THE Most Relevant XKCD

You know what, I actually agree with this. And lets just for a minute assume 'everyone' here is from the USA, which is where this constitutional bullshit comes from in the first place. Yes, the 'Government' can't adversely effect someone based upon what they say. Terrific, that's great.

OK, so now it comes down to the 'people' to decide what should and should not be allowed on their particular means on communication, in this case reddit. Well, as distasteful as fatpeoplehate (and there are far, far more distasteful subs on here), its content was serviced by a very large community (no pun intended), the 13th most active sub from what I read previously. Furthermore, the front page would seemingly suggest that a lot of reddit members would take 'free speech' over what people deem to be censorship for no valid reason.
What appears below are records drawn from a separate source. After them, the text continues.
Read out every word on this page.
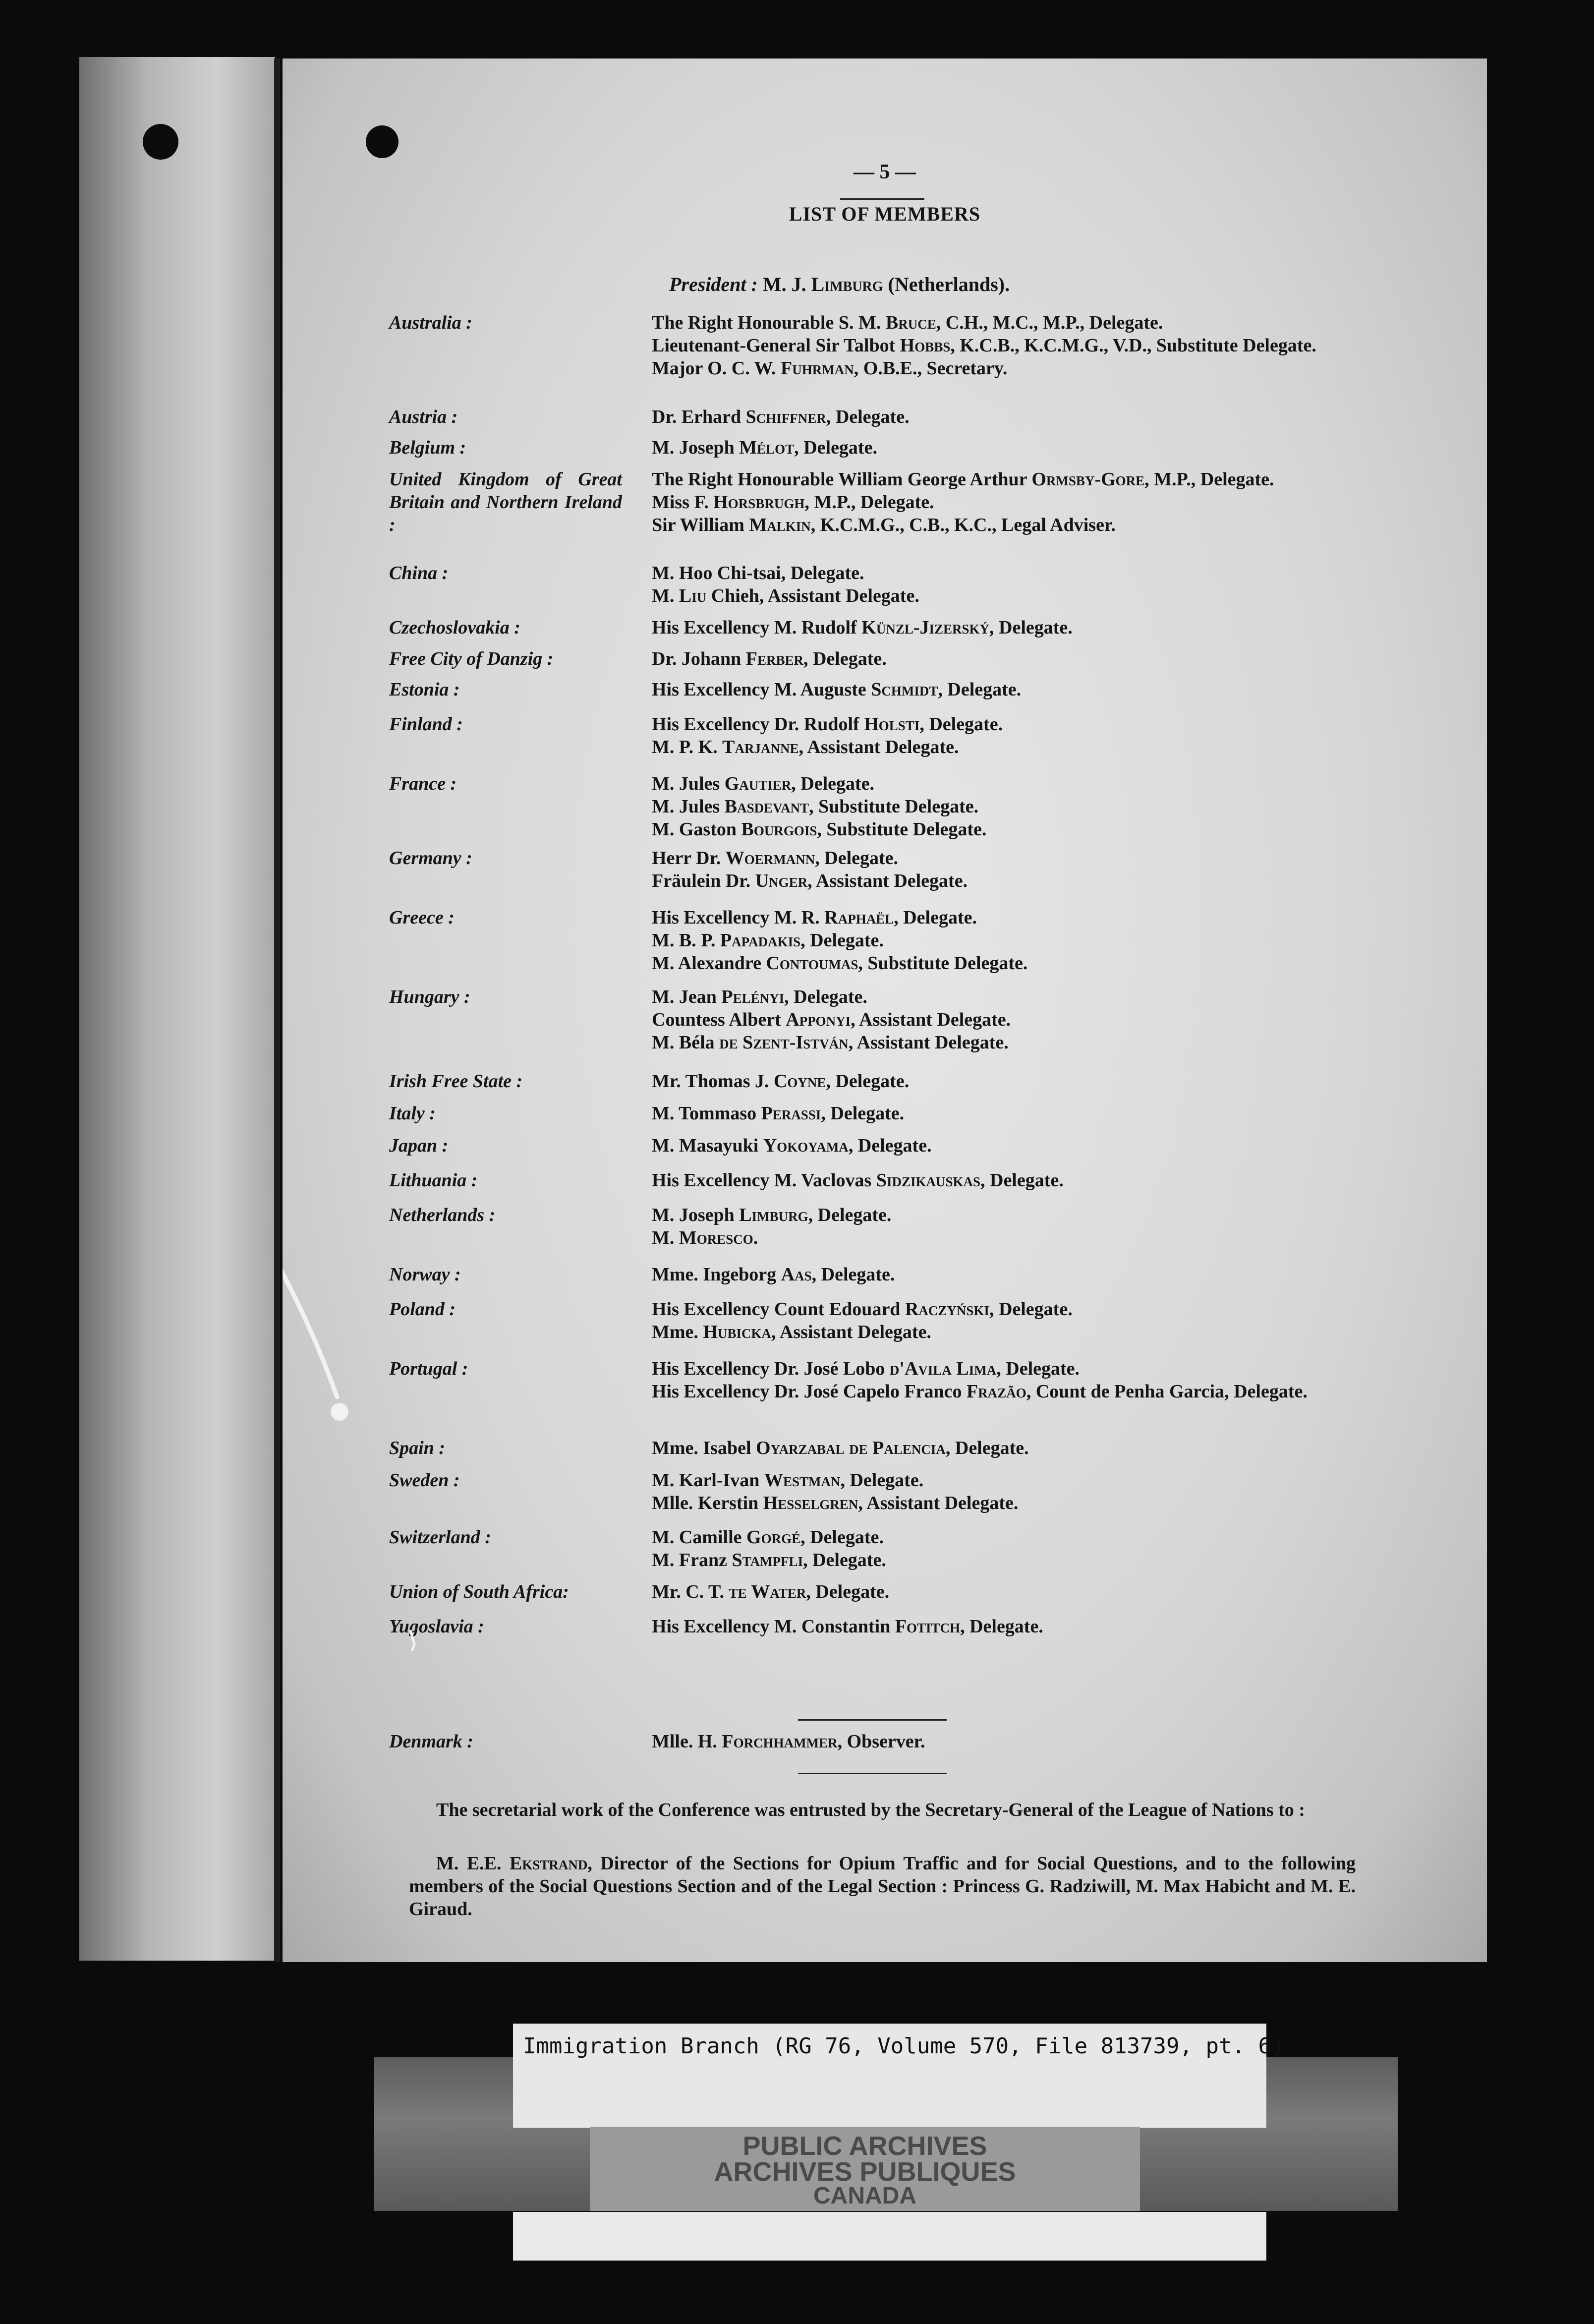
— 5 —
LIST OF MEMBERS
President : M. J. Limburg (Netherlands).
Australia :	The Right Honourable S. M. Bruce, C.H., M.C., M.P., Delegate.
Lieutenant-General Sir Talbot Hobbs, K.C.B., K.C.M.G., V.D., Substitute Delegate.
Major O. C. W. Fuhrman, O.B.E., Secretary.
Austria :	Dr. Erhard Schiffner, Delegate.
Belgium :	M. Joseph Mélot, Delegate.
United Kingdom of Great Britain and Northern Ireland :
The Right Honourable William George Arthur Ormsby-Gore, M.P., Delegate.
Miss F. Horsbrugh, M.P., Delegate.
Sir William Malkin, K.C.M.G., C.B., K.C., Legal Adviser.
China :	M. Hoo Chi-tsai, Delegate.
M. Liu Chieh, Assistant Delegate.
Czechoslovakia :	His Excellency M. Rudolf Künzl-Jizerský, Delegate.
Free City of Danzig :	Dr. Johann Ferber, Delegate.
Estonia :	His Excellency M. Auguste Schmidt, Delegate.
Finland :	His Excellency Dr. Rudolf Holsti, Delegate.
M. P. K. Tarjanne, Assistant Delegate.
France :	M. Jules Gautier, Delegate.
M. Jules Basdevant, Substitute Delegate.
M. Gaston Bourgois, Substitute Delegate.
Germany :	Herr Dr. Woermann, Delegate.
Fräulein Dr. Unger, Assistant Delegate.
Greece :	His Excellency M. R. Raphaël, Delegate.
M. B. P. Papadakis, Delegate.
M. Alexandre Contoumas, Substitute Delegate.
Hungary :	M. Jean Pelényi, Delegate.
Countess Albert Apponyi, Assistant Delegate.
M. Béla de Szent-István, Assistant Delegate.
Irish Free State :	Mr. Thomas J. Coyne, Delegate.
Italy :	M. Tommaso Perassi, Delegate.
Japan :	M. Masayuki Yokoyama, Delegate.
Lithuania :	His Excellency M. Vaclovas Sidzikauskas, Delegate.
Netherlands :	M. Joseph Limburg, Delegate.
M. Moresco.
Norway :	Mme. Ingeborg Aas, Delegate.
Poland :	His Excellency Count Edouard Raczyński, Delegate.
Mme. Hubicka, Assistant Delegate.
Portugal :	His Excellency Dr. José Lobo d'Avila Lima, Delegate.
His Excellency Dr. José Capelo Franco Frazão, Count de Penha Garcia, Delegate.
Spain :	Mme. Isabel Oyarzabal de Palencia, Delegate.
Sweden :	M. Karl-Ivan Westman, Delegate.
Mlle. Kerstin Hesselgren, Assistant Delegate.
Switzerland :	M. Camille Gorgé, Delegate.
M. Franz Stampfli, Delegate.
Union of South Africa:	Mr. C. T. te Water, Delegate.
Yugoslavia :	His Excellency M. Constantin Fotitch, Delegate.
Denmark :	Mlle. H. Forchhammer, Observer.
The secretarial work of the Conference was entrusted by the Secretary-General of the League of Nations to :
M. E.E. Ekstrand, Director of the Sections for Opium Traffic and for Social Questions, and to the following members of the Social Questions Section and of the Legal Section : Princess G. Radziwill, M. Max Habicht and M. E. Giraud.
Immigration Branch (RG 76, Volume 570, File 813739, pt. 6)
PUBLIC ARCHIVES
ARCHIVES PUBLIQUES
CANADA
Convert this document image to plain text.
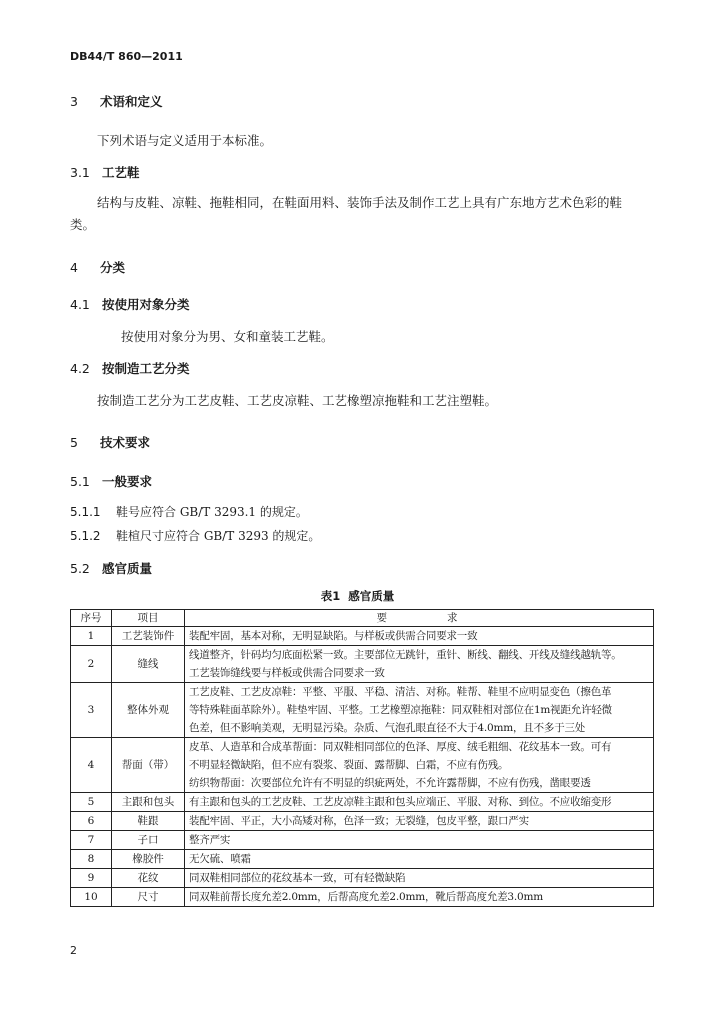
DB44/T 860—2011
3 术语和定义
下列术语与定义适用于本标准。
3.1 工艺鞋
结构与皮鞋、凉鞋、拖鞋相同，在鞋面用料、装饰手法及制作工艺上具有广东地方艺术色彩的鞋
类。
4 分类
4.1 按使用对象分类
按使用对象分为男、女和童装工艺鞋。
4.2 按制造工艺分类
按制造工艺分为工艺皮鞋、工艺皮凉鞋、工艺橡塑凉拖鞋和工艺注塑鞋。
5 技术要求
5.1 一般要求
5.1.1 鞋号应符合 GB/T 3293.1 的规定。
5.1.2 鞋楦尺寸应符合 GB/T 3293 的规定。
5.2 感官质量
表1 感官质量
序号	项目	要求
1	工艺装饰件	装配牢固，基本对称，无明显缺陷。与样板或供需合同要求一致

2	缝线	线道整齐，针码均匀底面松紧一致。主要部位无跳针，重针、断线、翻线、开线及缝线越轨等。
工艺装饰缝线要与样板或供需合同要求一致

3	整体外观	工艺皮鞋、工艺皮凉鞋：平整、平服、平稳、清洁、对称。鞋帮、鞋里不应明显变色（擦色革
等特殊鞋面革除外）。鞋垫牢固、平整。工艺橡塑凉拖鞋：同双鞋相对部位在1m视距允许轻微
色差，但不影响美观，无明显污染。杂质、气泡孔眼直径不大于4.0mm，且不多于三处

4	帮面（带）	皮革、人造革和合成革帮面：同双鞋相同部位的色泽、厚度、绒毛粗细、花纹基本一致。可有
不明显轻微缺陷，但不应有裂浆、裂面、露帮脚、白霜，不应有伤残。
纺织物帮面：次要部位允许有不明显的织疵两处，不允许露帮脚，不应有伤残，凿眼要透

5	主跟和包头	有主跟和包头的工艺皮鞋、工艺皮凉鞋主跟和包头应端正、平服、对称、到位。不应收缩变形

6	鞋跟	装配牢固、平正，大小高矮对称，色泽一致；无裂缝，包皮平整，跟口严实

7	子口	整齐严实

8	橡胶件	无欠硫、喷霜

9	花纹	同双鞋相同部位的花纹基本一致，可有轻微缺陷

10	尺寸	同双鞋前帮长度允差2.0mm，后帮高度允差2.0mm，靴后帮高度允差3.0mm
2
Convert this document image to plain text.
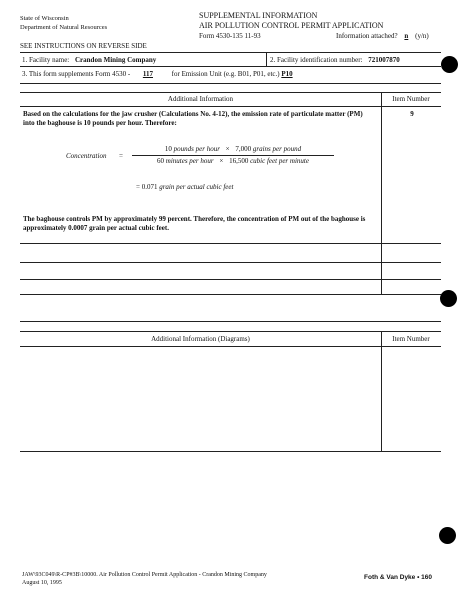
State of Wisconsin
Department of Natural Resources
SUPPLEMENTAL INFORMATION
AIR POLLUTION CONTROL PERMIT APPLICATION
Form 4530-135 11-93	Information attached? n (y/n)
SEE INSTRUCTIONS ON REVERSE SIDE
1. Facility name: Crandon Mining Company	2. Facility identification number: 721007870
3. This form supplements Form 4530 - 117	for Emission Unit (e.g. B01, P01, etc.) P10
Additional Information	Item Number
9
Based on the calculations for the jaw crusher (Calculations No. 4-12), the emission rate of particulate matter (PM) into the baghouse is 10 pounds per hour. Therefore:
Concentration =
10 pounds per hour × 7,000 grains per pound
60 minutes per hour × 16,500 cubic feet per minute
= 0.071 grain per actual cubic feet
The baghouse controls PM by approximately 99 percent. Therefore, the concentration of PM out of the baghouse is approximately 0.0007 grain per actual cubic feet.
Additional Information (Diagrams)	Item Number
JAW\93C049\R-CP#3B\10000. Air Pollution Control Permit Application - Crandon Mining Company
August 10, 1995
Foth & Van Dyke • 160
Thus, if the 'community' sees fit to remove a subreddit, then by all means, as this XKCD says, show them the door. However, from what I've seen, the general community of reddit has shown that it doesn't want /r/fatpeoplehate 'shown the door'. And this is what has annoyed people like myself. I don't particularly like the 'message' that subs like /r/coontown or /r/fatpeoplehate spread, it's certainly not how I'd act in a public instance. However, I don't like that an incredibly small, and biased group of people can arbitrarily decide what should and should not be shown on this site. For me, it is this that is the more reprehensible act. On a much more micro level, people on reddit don't want to be dictated to without their voice being heard (sound familiar, Boston Tea Party etc), however reddit isn't a representative democracy, it's a company, and thus in political terms, it's a dictatorship. That is what people find distasteful - not the removal of 'hate', but the act of doing so without "permission".